The judgment in TV Harrison CIC, R (On the Application Of) v Leeds School Sports Association [2022] EWHC 130 quashes Leeds City Council’s decision not to include the land in its list of ACVs. It also provides important clarity as to the correct interpretation of the law regarding the listing of ACVs.

TV Harrison Sports Ground is a historic local facility that had been restored by the local community and used for recreational activities, informal football matches, fundraising events and other community sports and social activities.

The claimant’s predecessor had applied to add the sports ground to the council’s list of ACVs. The council first rejected the application in June 2020, but this decision was ultimately quashed by the High Court with the consent of the council in November 2020. The application was then redetermined and refused again by the council on the basis that “it is not realistic to think that there can continue to be non-ancillary use of the site which will further (where or not in the same way) the social well-being or social interests of the local community” (which is the statutory test in section 88(1)(b) of the Localism Act 2011). The council gave as the reason for this conclusion the fact that the land had been allocated for housing in its local plan and that the council had “firm and settled plans” to develop the land for housing.

Mr Justice Lane held that in forming its opinion under section 88(1)(b) in this way, the council had erred in law. He rejected the council’s argument which relied on the significance of the words ‘in the opinion of the local authority’ in the statutory test.
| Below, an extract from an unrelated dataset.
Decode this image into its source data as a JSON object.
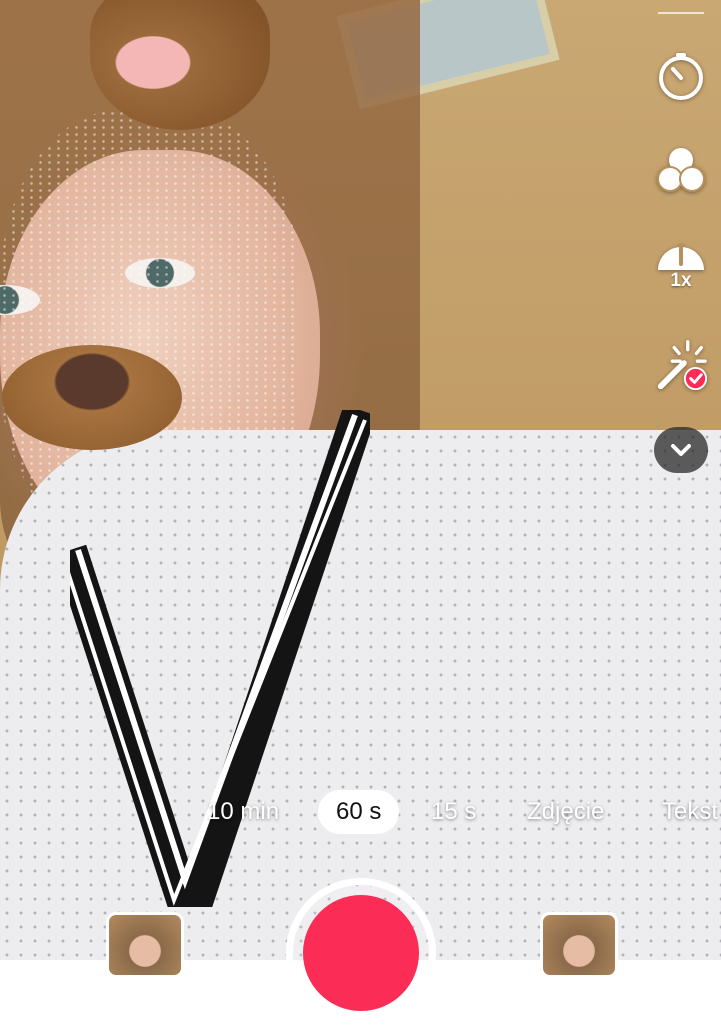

In particular, the judge found that the council had:

  • acted contrary to the purpose of the legislation by failing to have regard to material considerations, in particular countervailing factors (such as NPPF policy requirements and the, as yet unmet, requirement on the council to appropriate its land to housing purposes) which might mean that the land could not in the end be developed for housing;
  • taken into account immaterial considerations by taking into account the factors which pointed towards the possibility of the site being redeveloped without at the same time taking into account countervailing factors;
  • given the appearance of bias through the failures identified in its decision making and against the background of the council having entered into an obligation to use reasonable endeavours to have the ACV nomination dismissed as part of its own development plans;
  • failed to understand or give effect to the correct legal test under section 88(1)(b).
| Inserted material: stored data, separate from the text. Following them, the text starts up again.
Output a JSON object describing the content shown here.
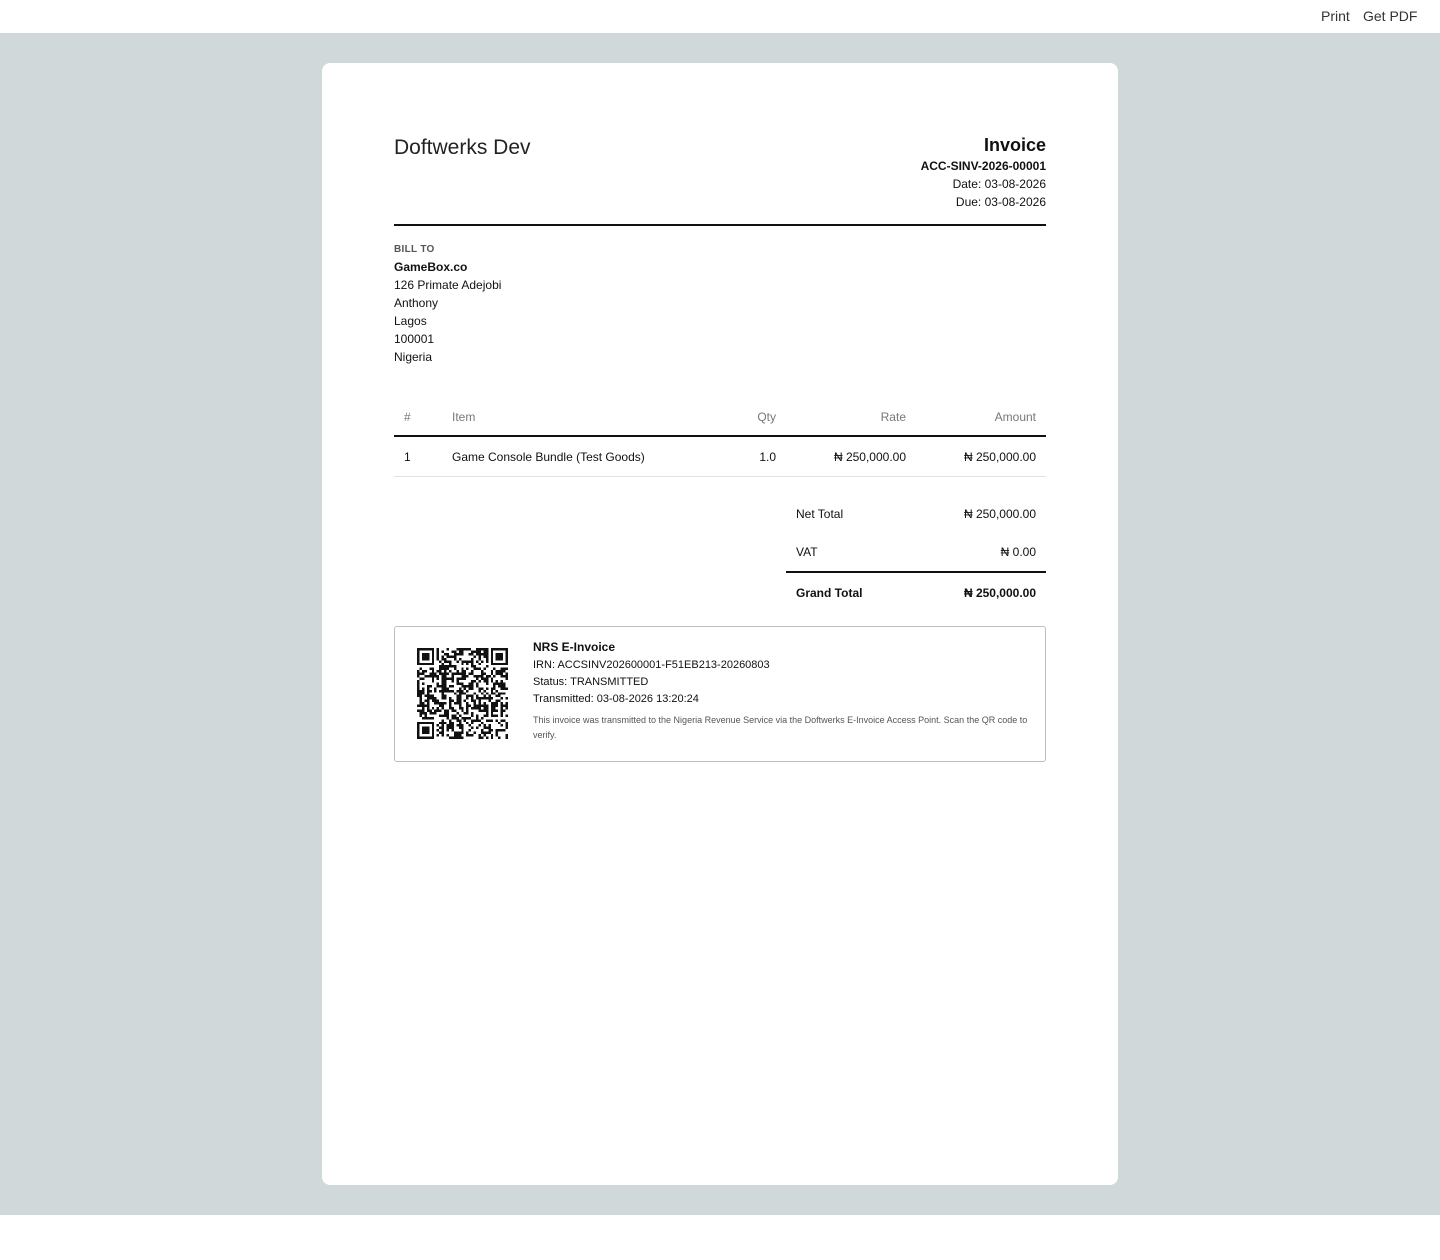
{
  "toolbar": {
    "print_label": "Print",
    "pdf_label": "Get PDF"
  },
  "company": "Doftwerks Dev",
  "invoice": {
    "title": "Invoice",
    "number": "ACC-SINV-2026-00001",
    "date": "Date: 03-08-2026",
    "due": "Due: 03-08-2026"
  },
  "bill_to": {
    "label": "BILL TO",
    "name": "GameBox.co",
    "lines": [
      "126 Primate Adejobi",
      "Anthony",
      "Lagos",
      "100001",
      "Nigeria"
    ]
  },
  "items_table": {
    "headers": [
      "#",
      "Item",
      "Qty",
      "Rate",
      "Amount"
    ],
    "rows": [
      [
        "1",
        "Game Console Bundle (Test Goods)",
        "1.0",
        "₦ 250,000.00",
        "₦ 250,000.00"
      ]
    ]
  },
  "totals": {
    "net_label": "Net Total",
    "net_value": "₦ 250,000.00",
    "vat_label": "VAT",
    "vat_value": "₦ 0.00",
    "grand_label": "Grand Total",
    "grand_value": "₦ 250,000.00"
  },
  "einvoice": {
    "title": "NRS E-Invoice",
    "irn": "IRN: ACCSINV202600001-F51EB213-20260803",
    "status": "Status: TRANSMITTED",
    "transmitted": "Transmitted: 03-08-2026 13:20:24",
    "note": "This invoice was transmitted to the Nigeria Revenue Service via the Doftwerks E-Invoice Access Point. Scan the QR code to verify."
  }
}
The judgment contains a helpful discussion of a number of First-tier Tribunal cases involving ACV decisions. While the Judge noted that such decisions had no authority as precedents, it was nevertheless open to him to conclude that the interpretation of the statute put forward in such cases was correct. He set out the following helpful interpretation of section 88(1)(b):

“The legislation does not require there to be only one “realistic” future use of a building or other land. Several possibilities may each be realistic. The legislation does not require a potential future use to be more likely than not to come into being, in order for it to be realistic. The fact that the most likely of a number of scenarios is one which would not satisfy the statutory criteria (eg. a change of use from pub to residential) does not mean that any other potential future use is, without more, rendered unrealistic. It is only if the non-compliant scenario is so likely to occur as to render any compliant scenario unrealistic, that the non-compliant scenario will be determinative of the nomination.”

This sets a useful precedent for future ACV decisions, which previous First-tier Tribunal decisions could not. 

Jenny Wigley QC is a barrister at Landmark Chambers. She represented the successful claimant, instructed by Ricky Gama of Leigh Day.